Тайный монах | страница 50



— Купите лаванду, — обратилось к Максу милейшее создание лет семнадцати с курносым носиком, с отражающей свет солнца улыбкой и зелёными, как зелень гор, глазками.

— Что-то я тебя здесь раньше не замечал, — ощущая радость жизни, обратился к юной незнакомке улыбающийся Макс.

— Здесь раньше была моя мама. Я её иногда подменяю, — девчонка продолжала заразительно улыбаться.

— Ах, да, — словно припоминая что-то, смотря куда-то сквозь это юное очарование, пробормотал Макс: «А быть может сейчас точка опоры — Она — юный ангелочек, отражающий людям всю прелесть окружающего мира, мира моря и гор, даря улыбку Любви, оставляя словно след о себе, эту возвышенно приближенную к солнцу горную лаванду».

— Что вы рассматриваете? — находясь выше мыслей, овладевших Максом, пропел ангелочек, поворачивая личико к Солнцу, — Там Солнечногорск!

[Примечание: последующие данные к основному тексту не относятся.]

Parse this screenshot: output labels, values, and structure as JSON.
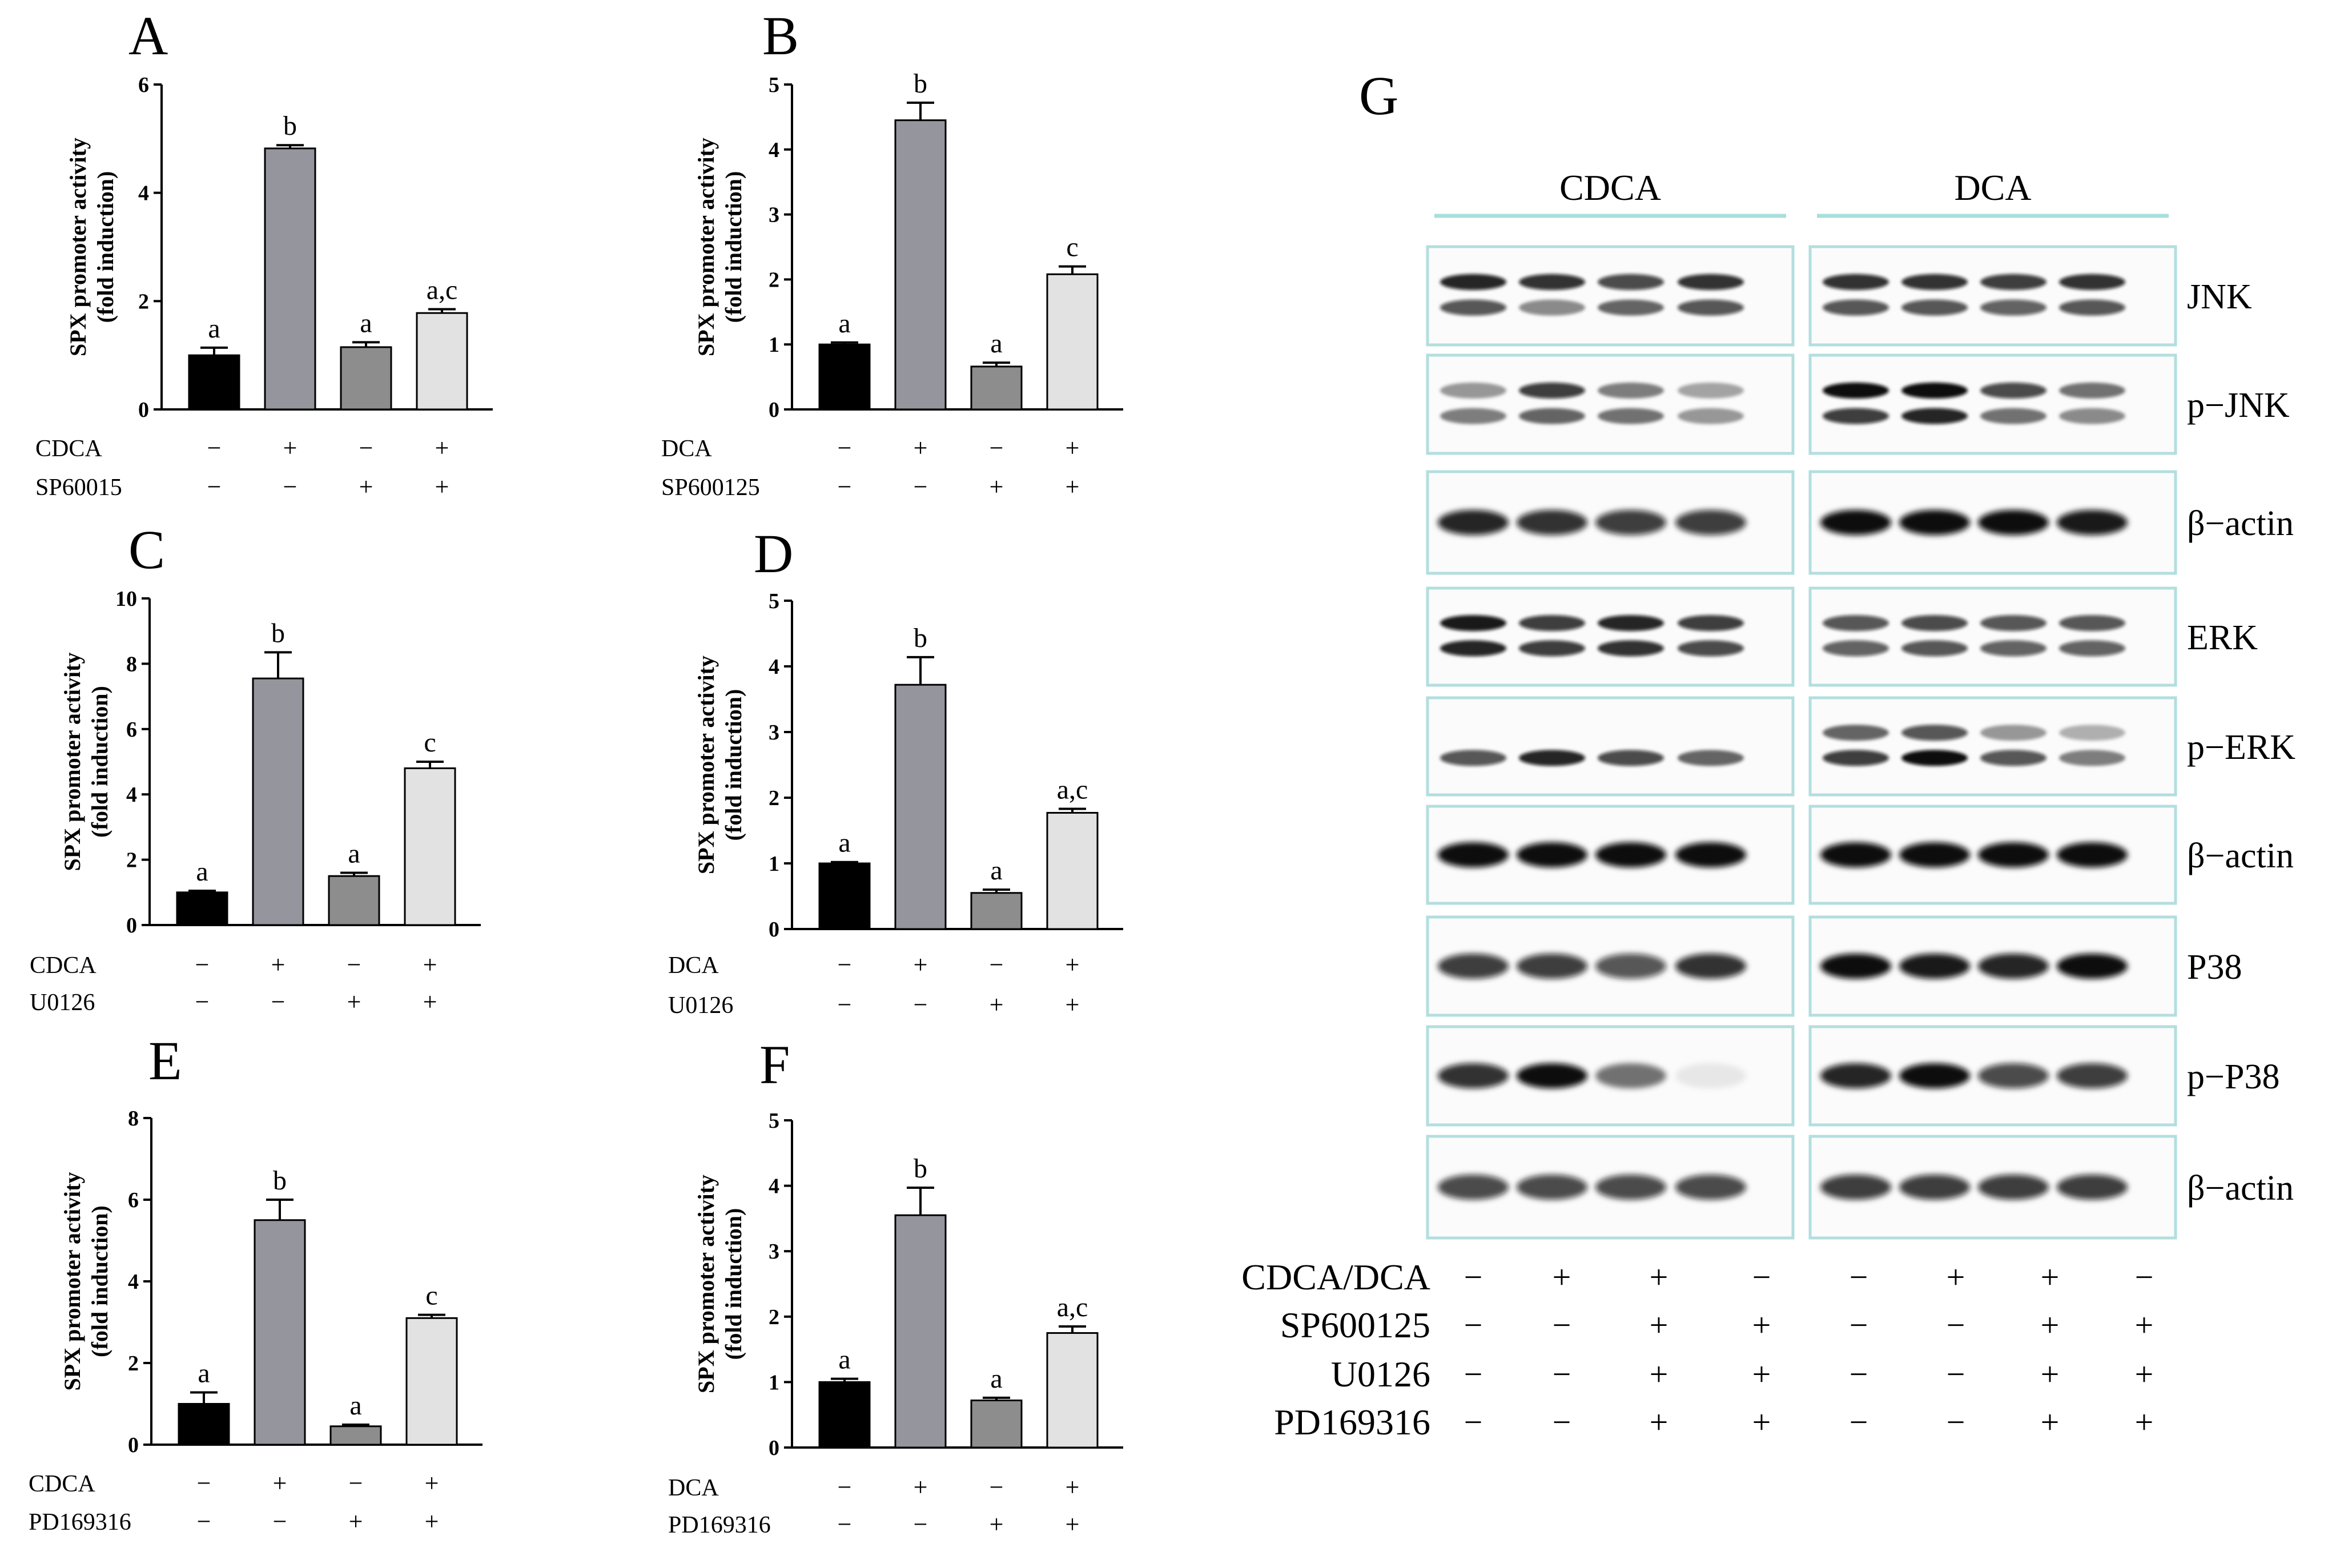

Там всегда солнце! — прощебетала девочка грудным, ангельским голоском, укрепляя своей жизненной силой устремлённый в бесконечность взгляд Макса.

Часть 2. Вихри враждебные

Пронизывающий ветер, который на этот раз, казалось, пришел не из далекого штормового океана, а рождался прямо здесь — посреди покрытой ледовым панцирем, еще совсем недавно — царской, а отныне — революционной Невы, пробирал до костей.

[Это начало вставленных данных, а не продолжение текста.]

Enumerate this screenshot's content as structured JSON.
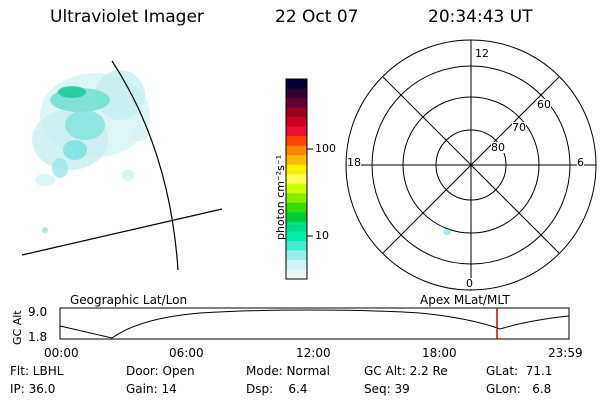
{
  "header": {
    "instrument": "Ultraviolet Imager",
    "date": "22 Oct 07",
    "time": "20:34:43 UT"
  },
  "colorbar": {
    "unit_label": "photon cm⁻²s⁻¹",
    "ticks": [
      "100",
      "10"
    ],
    "colors": [
      "#000033",
      "#330033",
      "#660033",
      "#990022",
      "#cc0022",
      "#ee1133",
      "#ff4400",
      "#ff8800",
      "#ffbb00",
      "#ffee00",
      "#ffff55",
      "#ccff00",
      "#88ee00",
      "#33dd00",
      "#00cc33",
      "#00dd88",
      "#00eeaa",
      "#44eecc",
      "#99eeee",
      "#ccf5f5",
      "#eaf7f7"
    ]
  },
  "polar": {
    "mlt_labels": [
      "12",
      "18",
      "6",
      "0"
    ],
    "lat_labels": [
      "60",
      "70",
      "80"
    ]
  },
  "timeline": {
    "y_axis_label": "GC Alt",
    "y_ticks": [
      "9.0",
      "1.8"
    ],
    "left_label": "Geographic Lat/Lon",
    "right_label": "Apex  MLat/MLT",
    "x_ticks": [
      "00:00",
      "06:00",
      "12:00",
      "18:00",
      "23:59"
    ],
    "marker_color": "#cc0000"
  },
  "footer": {
    "rows": [
      [
        "Flt: LBHL",
        "Door: Open",
        "Mode: Normal",
        "GC Alt: 2.2 Re",
        "GLat:  71.1"
      ],
      [
        "IP: 36.0",
        "Gain: 14",
        "Dsp:    6.4",
        "Seq: 39",
        "GLon:   6.8"
      ]
    ]
  }
}
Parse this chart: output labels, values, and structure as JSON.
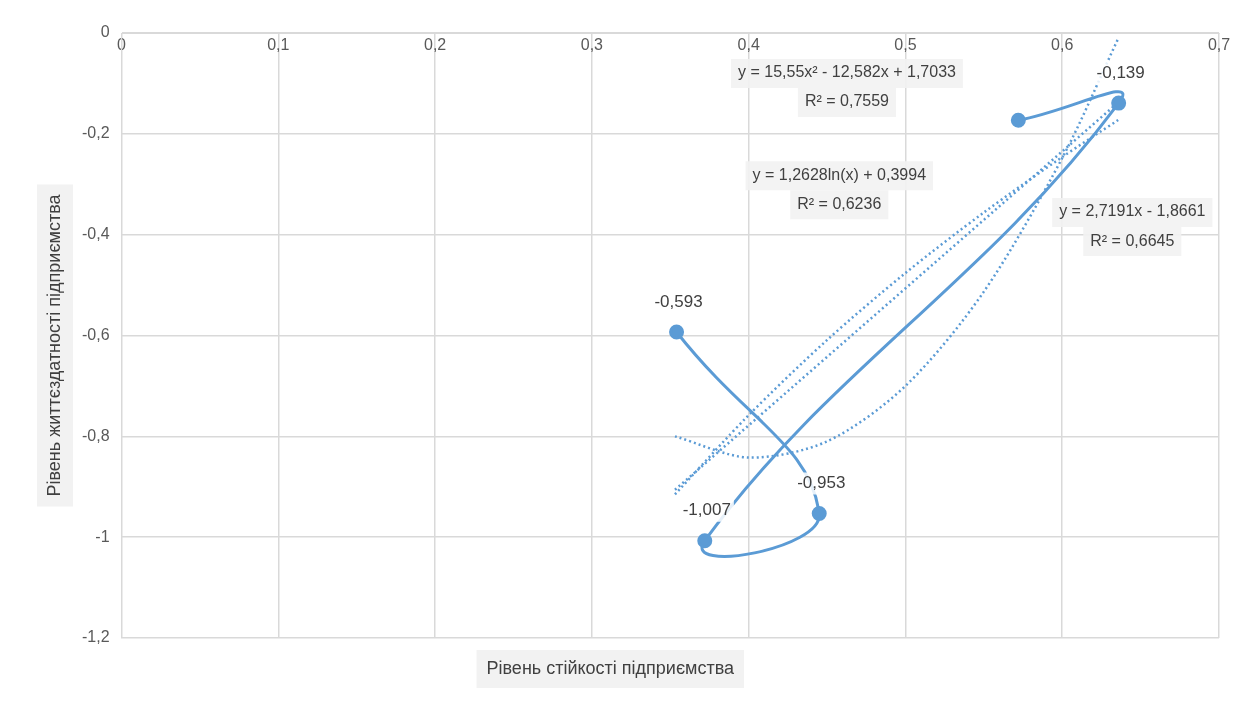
{
  "chart_data": {
    "type": "line",
    "xlabel": "Рівень стійкості підприємства",
    "ylabel": "Рівень життєздатності підприємства",
    "xlim": [
      0,
      0.7
    ],
    "xticks": [
      0,
      {
        "value": 0.1,
        "label": "0,1"
      },
      {
        "value": 0.2,
        "label": "0,2"
      },
      {
        "value": 0.3,
        "label": "0,3"
      },
      {
        "value": 0.4,
        "label": "0,4"
      },
      {
        "value": 0.5,
        "label": "0,5"
      },
      {
        "value": 0.6,
        "label": "0,6"
      },
      {
        "value": 0.7,
        "label": "0,7"
      }
    ],
    "ylim": [
      -1.2,
      0
    ],
    "yticks": [
      {
        "value": -1.2,
        "label": "-1,2"
      },
      -1,
      {
        "value": -0.8,
        "label": "-0,8"
      },
      {
        "value": -0.6,
        "label": "-0,6"
      },
      {
        "value": -0.4,
        "label": "-0,4"
      },
      {
        "value": -0.2,
        "label": "-0,2"
      },
      0
    ],
    "grid": true,
    "legend": false,
    "series": [
      {
        "color": "#5b9bd5",
        "marker": "circle",
        "line_style": "solid",
        "x": [
          0.354,
          0.445,
          0.372,
          0.636,
          0.572
        ],
        "values": [
          -0.593,
          -0.953,
          -1.007,
          -0.139,
          -0.173
        ],
        "value_labels": [
          "-0,593",
          "-0,953",
          "-1,007",
          "-0,139",
          null
        ]
      },
      {
        "color": "#5b9bd5",
        "marker": "none",
        "line_style": "dotted",
        "x": [
          0.353,
          0.636
        ],
        "values": [
          -0.906,
          -0.137
        ]
      },
      {
        "color": "#5b9bd5",
        "marker": "none",
        "line_style": "dotted",
        "x": [
          0.353,
          0.4,
          0.45,
          0.5,
          0.55,
          0.6,
          0.636
        ],
        "values": [
          -0.915,
          -0.758,
          -0.609,
          -0.476,
          -0.356,
          -0.246,
          -0.172
        ]
      },
      {
        "color": "#5b9bd5",
        "marker": "none",
        "line_style": "dotted",
        "x": [
          0.353,
          0.4,
          0.45,
          0.5,
          0.55,
          0.6,
          0.636
        ],
        "values": [
          -0.8,
          -0.842,
          -0.81,
          -0.7,
          -0.513,
          -0.248,
          -0.009
        ]
      }
    ],
    "annotations": [
      "y = 15,55x² - 12,582x + 1,7033",
      "R² = 0,7559",
      "y = 1,2628ln(x) + 0,3994",
      "R² = 0,6236",
      "y = 2,7191x - 1,8661",
      "R² = 0,6645"
    ]
  }
}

По набережной уверенно, не обращая внимания на вьюгу, двигался человек в военной шинели, разглядеть лицо которого, при отсутствии фонарей, было просто невозможно. Завывала метель, ветер со снегом кусал за все, что мог укусить.

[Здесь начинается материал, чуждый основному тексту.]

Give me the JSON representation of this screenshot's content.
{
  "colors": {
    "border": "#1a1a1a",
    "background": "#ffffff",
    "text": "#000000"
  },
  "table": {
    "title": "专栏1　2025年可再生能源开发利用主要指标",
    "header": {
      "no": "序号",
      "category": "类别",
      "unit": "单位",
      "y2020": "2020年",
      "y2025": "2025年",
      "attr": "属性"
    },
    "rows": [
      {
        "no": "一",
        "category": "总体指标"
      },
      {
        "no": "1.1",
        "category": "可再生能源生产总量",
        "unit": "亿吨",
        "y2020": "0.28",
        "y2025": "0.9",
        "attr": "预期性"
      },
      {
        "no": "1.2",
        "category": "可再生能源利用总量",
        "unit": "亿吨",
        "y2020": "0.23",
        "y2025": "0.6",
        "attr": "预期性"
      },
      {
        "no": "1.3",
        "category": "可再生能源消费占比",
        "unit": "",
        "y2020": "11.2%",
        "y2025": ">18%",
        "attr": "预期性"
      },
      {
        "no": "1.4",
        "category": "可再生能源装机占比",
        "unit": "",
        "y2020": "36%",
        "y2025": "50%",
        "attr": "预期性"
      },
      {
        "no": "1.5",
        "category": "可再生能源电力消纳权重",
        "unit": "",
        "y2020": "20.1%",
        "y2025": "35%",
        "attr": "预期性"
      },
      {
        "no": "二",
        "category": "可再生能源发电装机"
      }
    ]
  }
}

Он не видел «хвоста», если не считать «хвостом» проныру-холод, который вцепился и уже не отпускал. От него волосы встали дыбом на затылке и позвоночник оледенел. Однако не возникало ни малейших сомнений в том, что на этот раз его таки «пасут», притом «пасут» профессионально. Опыт подсказывал ему, что лучше всего «рубить хвост» в слиянии с толпой. От отряда кронштадтских матросов, который двигался не подзабытым ними военным строем, а именно толпой, доносилась крепкая смесь ароматов, редких филологических находок и революционного порыва. Составляющими смеси были самогонный перегар, отборные маты, шелуха семечек и странное слово «лекция».

Худощавый молодой человек с бородкой клинышком «а-ля Троцкий» в непримечательной старенькой фронтовой офицерской шинели, на которой уже давно не было никаких знаков, смешался с революционно-матросской толпой и протиснулся к ласково-теплой лектории Балтийского флота.

Впрочем, скептики могли спросить, о каком «опыте» мы говорим. Ведь и года не прошло, как он — Яков Кумкин — стал кадровым военным. Справедливо. Но это для других. Его жизненный путь совершался по законам, которые, как ему иногда казалось, он не только придумывал для самого себя, но и вводил для других.